The report is the latest from the Biden administration to call for a more coordinated approach to regulating digital assets after years of patchwork oversight. The SEC claims turf over assets that are considered securities, the CFTC oversees derivatives on crypto and banking regulators also assert some powers. 

Congress should also give regulators new powers to weigh in on a range of subjects, including conflicts of interest, abusive trading practices, recordkeeping requirements, segregation of customer assets, and cybersecurity, FSOC said in 100-plus-page report released on Monday. Legislation should also give agencies more enforcement and examination authority, the regulators said. 

“Innovation without adequate regulation can result in significant disruption and harm to the financial system,” Treasury Secretary Janet Yellen said during the virtual meeting. 

There are multiple bills in Congress that would give the CFTC power to oversee Bitcoin and other commodity tokens, but the FSOC report didn’t signal its support for any specific legislation. Those measures have the backing of many in industry because they don’t want to be regulated by the SEC, which has tough investor-protection requirements.

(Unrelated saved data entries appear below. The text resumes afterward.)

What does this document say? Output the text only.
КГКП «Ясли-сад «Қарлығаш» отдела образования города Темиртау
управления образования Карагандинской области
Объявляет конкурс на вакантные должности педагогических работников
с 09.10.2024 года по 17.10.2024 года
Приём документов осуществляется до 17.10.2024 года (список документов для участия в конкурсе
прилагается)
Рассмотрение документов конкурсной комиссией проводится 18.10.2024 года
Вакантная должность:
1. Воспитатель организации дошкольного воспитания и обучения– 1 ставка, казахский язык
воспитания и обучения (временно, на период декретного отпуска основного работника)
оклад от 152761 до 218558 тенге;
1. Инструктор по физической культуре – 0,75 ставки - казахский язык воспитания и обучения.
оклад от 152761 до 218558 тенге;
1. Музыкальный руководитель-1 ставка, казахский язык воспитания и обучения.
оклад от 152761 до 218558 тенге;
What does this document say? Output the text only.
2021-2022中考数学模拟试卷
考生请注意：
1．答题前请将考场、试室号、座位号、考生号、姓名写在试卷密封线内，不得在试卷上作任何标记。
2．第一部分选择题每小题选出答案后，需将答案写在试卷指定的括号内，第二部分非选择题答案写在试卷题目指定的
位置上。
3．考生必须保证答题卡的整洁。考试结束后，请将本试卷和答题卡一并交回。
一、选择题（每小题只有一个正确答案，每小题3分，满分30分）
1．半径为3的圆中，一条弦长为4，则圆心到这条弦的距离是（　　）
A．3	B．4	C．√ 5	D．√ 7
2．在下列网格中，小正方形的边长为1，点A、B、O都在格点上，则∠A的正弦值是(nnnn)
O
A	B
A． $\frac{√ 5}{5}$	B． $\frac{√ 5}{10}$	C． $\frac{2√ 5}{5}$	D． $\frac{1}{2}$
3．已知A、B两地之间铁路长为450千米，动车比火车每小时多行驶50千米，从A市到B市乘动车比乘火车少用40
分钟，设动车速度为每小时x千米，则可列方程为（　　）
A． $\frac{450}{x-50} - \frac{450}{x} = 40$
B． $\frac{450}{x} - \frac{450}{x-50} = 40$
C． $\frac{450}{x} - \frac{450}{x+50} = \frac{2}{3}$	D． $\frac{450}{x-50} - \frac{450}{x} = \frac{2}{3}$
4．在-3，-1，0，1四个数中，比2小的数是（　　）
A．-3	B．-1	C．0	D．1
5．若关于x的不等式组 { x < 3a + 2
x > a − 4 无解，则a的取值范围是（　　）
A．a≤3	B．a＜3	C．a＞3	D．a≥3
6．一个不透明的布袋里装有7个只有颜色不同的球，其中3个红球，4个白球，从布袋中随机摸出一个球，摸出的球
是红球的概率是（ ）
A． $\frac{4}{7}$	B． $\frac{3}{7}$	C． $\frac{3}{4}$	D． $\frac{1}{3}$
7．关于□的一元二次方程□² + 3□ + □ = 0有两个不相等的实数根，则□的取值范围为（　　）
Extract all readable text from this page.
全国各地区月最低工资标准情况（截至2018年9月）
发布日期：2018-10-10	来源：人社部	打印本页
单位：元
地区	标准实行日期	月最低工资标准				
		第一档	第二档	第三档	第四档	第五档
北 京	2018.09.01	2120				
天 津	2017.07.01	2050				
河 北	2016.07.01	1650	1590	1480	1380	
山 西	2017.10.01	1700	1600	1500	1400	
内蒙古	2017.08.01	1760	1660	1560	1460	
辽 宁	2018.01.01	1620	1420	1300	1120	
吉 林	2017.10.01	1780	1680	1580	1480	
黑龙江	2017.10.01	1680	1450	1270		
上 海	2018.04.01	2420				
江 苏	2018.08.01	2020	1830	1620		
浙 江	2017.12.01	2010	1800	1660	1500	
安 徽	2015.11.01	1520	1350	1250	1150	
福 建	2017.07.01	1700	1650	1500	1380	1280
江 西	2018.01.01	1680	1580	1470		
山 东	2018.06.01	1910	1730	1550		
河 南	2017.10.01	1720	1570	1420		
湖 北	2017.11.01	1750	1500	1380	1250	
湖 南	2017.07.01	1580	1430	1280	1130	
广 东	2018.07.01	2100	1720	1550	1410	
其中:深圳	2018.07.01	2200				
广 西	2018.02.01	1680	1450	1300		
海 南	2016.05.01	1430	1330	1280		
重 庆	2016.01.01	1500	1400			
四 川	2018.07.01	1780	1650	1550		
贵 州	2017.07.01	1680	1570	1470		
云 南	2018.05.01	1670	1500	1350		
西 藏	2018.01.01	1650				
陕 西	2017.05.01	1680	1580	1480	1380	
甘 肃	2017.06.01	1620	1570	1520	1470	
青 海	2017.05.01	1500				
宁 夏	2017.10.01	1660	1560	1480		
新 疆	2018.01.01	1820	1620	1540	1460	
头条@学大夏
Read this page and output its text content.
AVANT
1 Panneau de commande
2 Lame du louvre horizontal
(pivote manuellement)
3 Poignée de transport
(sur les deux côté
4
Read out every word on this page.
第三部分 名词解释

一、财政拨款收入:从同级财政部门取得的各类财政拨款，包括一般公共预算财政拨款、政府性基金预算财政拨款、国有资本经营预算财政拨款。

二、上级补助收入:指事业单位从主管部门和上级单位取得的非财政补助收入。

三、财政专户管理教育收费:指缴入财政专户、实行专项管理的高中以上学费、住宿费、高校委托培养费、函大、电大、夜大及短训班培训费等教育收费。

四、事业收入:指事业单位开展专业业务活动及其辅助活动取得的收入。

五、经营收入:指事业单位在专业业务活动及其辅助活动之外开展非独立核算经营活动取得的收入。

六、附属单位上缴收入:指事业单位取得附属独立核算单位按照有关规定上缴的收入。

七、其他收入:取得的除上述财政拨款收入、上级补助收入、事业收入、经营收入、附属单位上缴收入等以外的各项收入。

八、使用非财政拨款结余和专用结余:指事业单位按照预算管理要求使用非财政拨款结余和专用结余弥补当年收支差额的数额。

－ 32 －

FSOC also recommended that: 

  • Agencies assess the impact of plans to give retail customers direct access to digital-asset markets. The CFTC is currently considering a proposal from the US arm of crypto trading giant FTX that would take the middleman out of Bitcoin and Ether futures trading.
  • Congress create a regulatory framework for issuer of so-called crypto stablecoins, which are used as an on- and off-ramp to traditional money.
  • Lawmakers give regulators power to look at the activities of affiliates and subsidiaries of crypto firms.
  • Congress provide agencies with the funding they need to regulate crypto activities.
  • Lawmakers give the Federal Housing Finance Agency and the National Credit Union Administration authority to take enforcement action against firms providing crypto-related services to banks.